L’affiche est alléchante. Elle réunit, grosso modo, les jeunes talents prometteurs – Christian Neuman, le réalisateur, designer et créateur de mode (voir ci-contre), les jeunes acteurs Anouk Wagener (découverte dans Perl oder Pica de Pol Cruchten) et Steven « Gilli » Milligan, silhouette véritablement tatiesque, qu’on a pu voir une première fois dans le mythique Plotspoiler de Jeff Desom – ainsi que de grandes figures de la scène culturelle autochtone comme l’actrice et chanteuse Sascha Ley ou le compositeur Claude Lenners pour la musique originale.

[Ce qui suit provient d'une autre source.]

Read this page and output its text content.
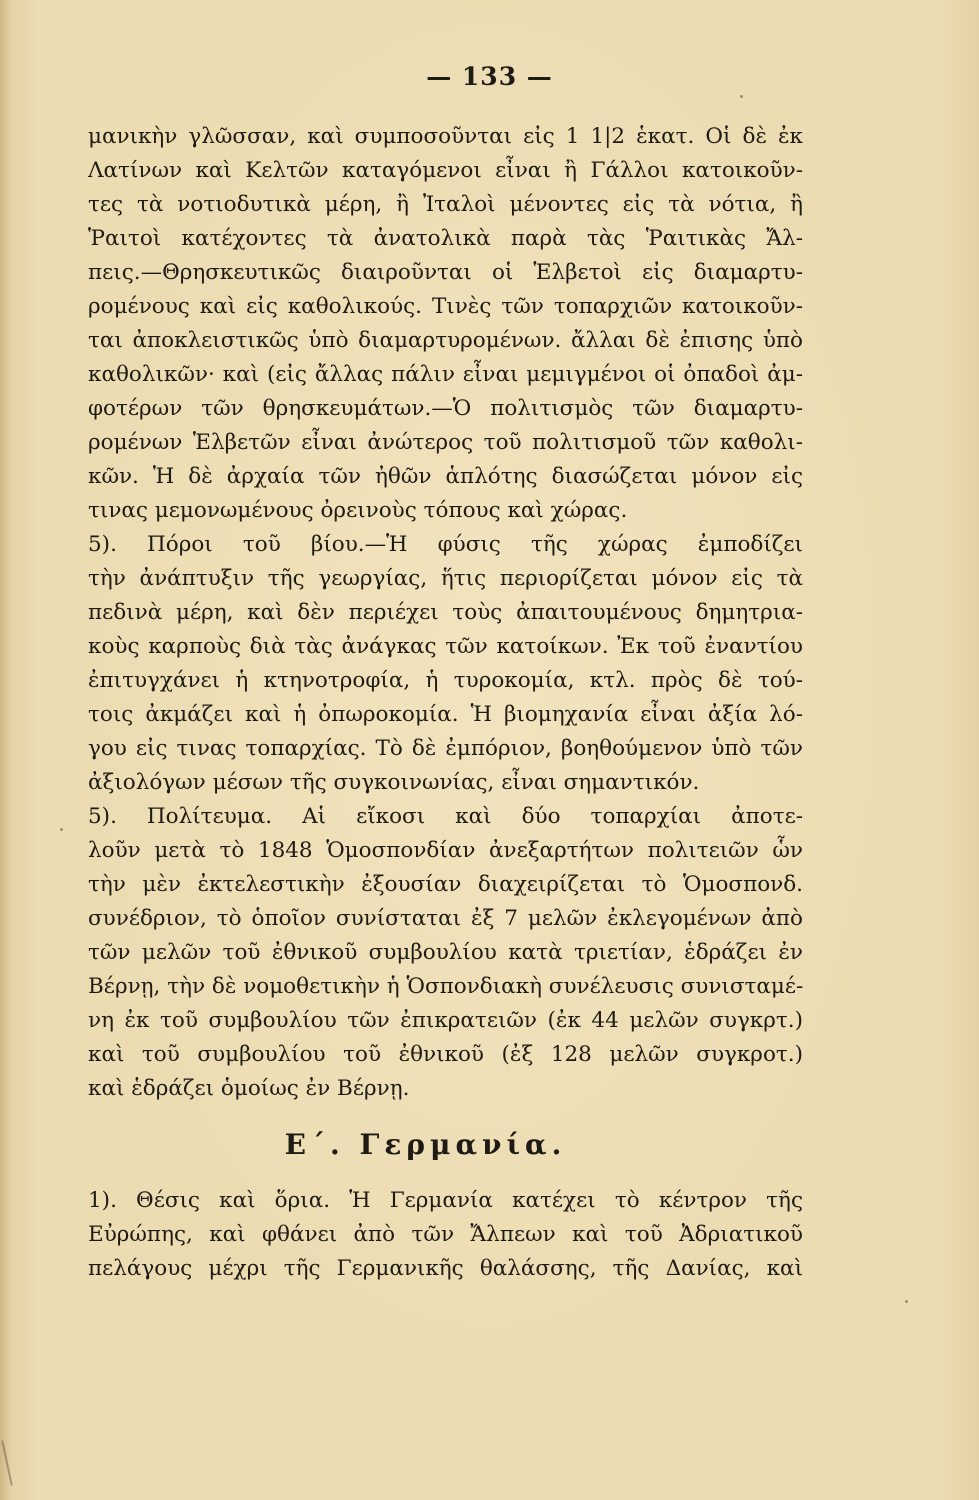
— 133 —
μανικὴν γλῶσσαν, καὶ συμποσοῦνται εἰς 1 1|2 ἑκατ. Οἱ δὲ ἐκ
Λατίνων καὶ Κελτῶν καταγόμενοι εἶναι ἢ Γάλλοι κατοικοῦν-
τες τὰ νοτιοδυτικὰ μέρη, ἢ Ἰταλοὶ μένοντες εἰς τὰ νότια, ἢ
Ῥαιτοὶ κατέχοντες τὰ ἀνατολικὰ παρὰ τὰς Ῥαιτικὰς Ἄλ-
πεις.—Θρησκευτικῶς διαιροῦνται οἱ Ἑλβετοὶ εἰς διαμαρτυ-
ρομένους καὶ εἰς καθολικούς. Τινὲς τῶν τοπαρχιῶν κατοικοῦν-
ται ἀποκλειστικῶς ὑπὸ διαμαρτυρομένων. ἄλλαι δὲ ἐπισης ὑπὸ
καθολικῶν· καὶ (εἰς ἄλλας πάλιν εἶναι μεμιγμένοι οἱ ὀπαδοὶ ἀμ-
φοτέρων τῶν θρησκευμάτων.—Ὁ πολιτισμὸς τῶν διαμαρτυ-
ρομένων Ἑλβετῶν εἶναι ἀνώτερος τοῦ πολιτισμοῦ τῶν καθολι-
κῶν. Ἡ δὲ ἀρχαία τῶν ἠθῶν ἁπλότης διασώζεται μόνον εἰς
τινας μεμονωμένους ὀρεινοὺς τόπους καὶ χώρας.
5). Πόροι τοῦ βίου.—Ἡ φύσις τῆς χώρας ἐμποδίζει
τὴν ἀνάπτυξιν τῆς γεωργίας, ἥτις περιορίζεται μόνον εἰς τὰ
πεδινὰ μέρη, καὶ δὲν περιέχει τοὺς ἀπαιτουμένους δημητρια-
κοὺς καρποὺς διὰ τὰς ἀνάγκας τῶν κατοίκων. Ἐκ τοῦ ἐναντίου
ἐπιτυγχάνει ἡ κτηνοτροφία, ἡ τυροκομία, κτλ. πρὸς δὲ τού-
τοις ἀκμάζει καὶ ἡ ὀπωροκομία. Ἡ βιομηχανία εἶναι ἀξία λό-
γου εἰς τινας τοπαρχίας. Τὸ δὲ ἐμπόριον, βοηθούμενον ὑπὸ τῶν
ἀξιολόγων μέσων τῆς συγκοινωνίας, εἶναι σημαντικόν.
5). Πολίτευμα. Αἱ εἴκοσι καὶ δύο τοπαρχίαι ἀποτε-
λοῦν μετὰ τὸ 1848 Ὁμοσπονδίαν ἀνεξαρτήτων πολιτειῶν ὧν
τὴν μὲν ἐκτελεστικὴν ἐξουσίαν διαχειρίζεται τὸ Ὁμοσπονδ.
συνέδριον, τὸ ὁποῖον συνίσταται ἐξ 7 μελῶν ἐκλεγομένων ἀπὸ
τῶν μελῶν τοῦ ἐθνικοῦ συμβουλίου κατὰ τριετίαν, ἑδράζει ἐν
Βέρνῃ, τὴν δὲ νομοθετικὴν ἡ Ὁσπονδιακὴ συνέλευσις συνισταμέ-
νη ἐκ τοῦ συμβουλίου τῶν ἐπικρατειῶν (ἐκ 44 μελῶν συγκρτ.)
καὶ τοῦ συμβουλίου τοῦ ἐθνικοῦ (ἐξ 128 μελῶν συγκροτ.)
καὶ ἑδράζει ὁμοίως ἐν Βέρνῃ.
Ε΄. Γερμανία.
1). Θέσις καὶ ὅρια. Ἡ Γερμανία κατέχει τὸ κέντρον τῆς
Εὐρώπης, καὶ φθάνει ἀπὸ τῶν Ἄλπεων καὶ τοῦ Ἀδριατικοῦ
πελάγους μέχρι τῆς Γερμανικῆς θαλάσσης, τῆς Δανίας, καὶ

Néanmoins, Time for new heroes, le nouveau court-métrage de Chris Neuman (produit par Re:media), qui vient d’être présenté, déçoit.
Esthétiquement plutôt réussi – le chef-op Alex Aach a tourné de magnifiques travellings et des gros plans étonnants sur les visages des protagonistes, la musique de Claude Lenners, quelques notes de piano et la voix éthérée de Sascha Ley, est entêtante –, c’est l’histoire en soi qui est un peu trop facile et devient lourde.
Catherine (Anouk Wagener), fille adolescente d’une famille ultra-bourgeoise extrêmement policée, doit faire le deuil de son père, sou-dainement décédé. Le film s’ouvre avec un très beau plan-séquence sur l’assemblée au cimetière, Catherine à l’écart, la caméra s’arrête sur elle et sur le visage tout flou de son ami Gregg (Steven Milligan), qu’elle ne cadre pas, parce qu’elle est fascinée par une femme asiatique (Jié Rossi-Fang), qui arrose les plantes sur la tombe d’un proche. Refusant les codes et convenances du deuil en milieu huppé que tentent de lui imposer ses proches, Catherine se réfugie dans le rêve, trimballant sans cesse un corbeau mort dans ses pérégrinations dans la ville et à travers champs. Cette métaphore du corbeau, symbolisant le père – il lui apparaîtra même déguisé en corbeau dans son rêve – est filée jusqu’à l’excès, on s’en lasse assez vite.
Les apparitions de Gregg sont alors de petites parenthèses ab-surdes et légères dans une ambiance morose : travaillant au parc d’attraction Walygator déguisé en éléphant en tutu rose (sic !), il est l’épaule sur laquelle elle peut se laisser aller dans sa tristesse. C’est lui aussi qui la suit pour la retenir de son stalking irrationnel de la femme asiatique, dont elle se croit amoureuse. Malgré ces quelques moments de grâce, Time for new heroes souffre de la faiblesse de son script, du symbolisme trop appuyé de certaines idées et des dialogues futiles.
Le film, tourné en anglais, devrait être programmé dans le cadre du Lëtzebuerger Filmpräis, qui aura lieu en automne.